The reconciliation of accounts by the taxpayer from Assessment Year (A.Y.) 2015-16 to A.Y. 2020-21 through credit and debit notes has already been duly noted and detailed in the preceding table. The Dispute Resolution Panel ( DRP ) failed to recognize the judgment of the Honorable Supreme Court in the case of DIT (International Taxation) vs. Morgan Stanley, as reported in 292 ITR 416 ( SC ). It was noteworthy that the assesse consistently benchmarked its international transactions using the cost plus 15% markup method, a practice consistently accepted by the tax department during the assessment process, resulting in the issuance of an assessment order under Section 143(3) of the Income Tax Act. The bench has determined that the revenue’s allegation regarding the credit note being an afterthought holds no merit.

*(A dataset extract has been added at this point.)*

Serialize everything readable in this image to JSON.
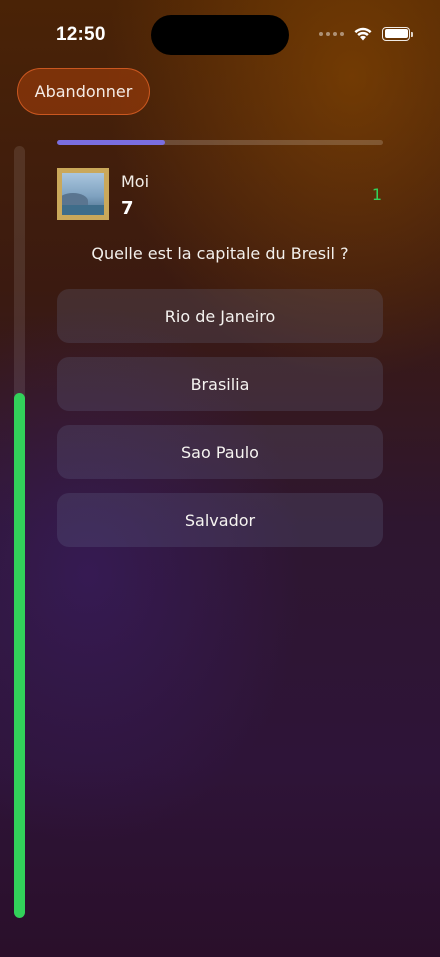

The credit note was appropriately accounted for in the sales for benchmarking purposes, with the corresponding adjustment being made by the Associated Enterprise ( AE ). Moreover, the benchmarking process was duly accepted by the Assessing Officer ( AO ). Once a transaction has been benchmarked at arm’s length and no adverse findings have been made, no further additions or attributions can be made. The two member bench of the tribunal comprising Saktijit Dey ( Vice President ) and Dr. B.R.R Kumar ( Accountant member ) observed that the Assessing Officer (AO) erred in assuming that the non-response to Section 133(6)  of the  Income Tax Act,  notices automatically warrants the disallowance of petty expenses ranging from Rs. 9,000 to Rs. 1,00,000. In the absence of any other evidence indicating the non-incurrence of these expenses, the mere lack of response to notices cannot justify their disallowance. The assessee has furnished primary and direct evidence along with PAN and address details, hence no disallowance can be made solely on the grounds of non-compliance with notices issued under Section 133(6) of the Income Tax Act. The appeal of the assessee was allowed.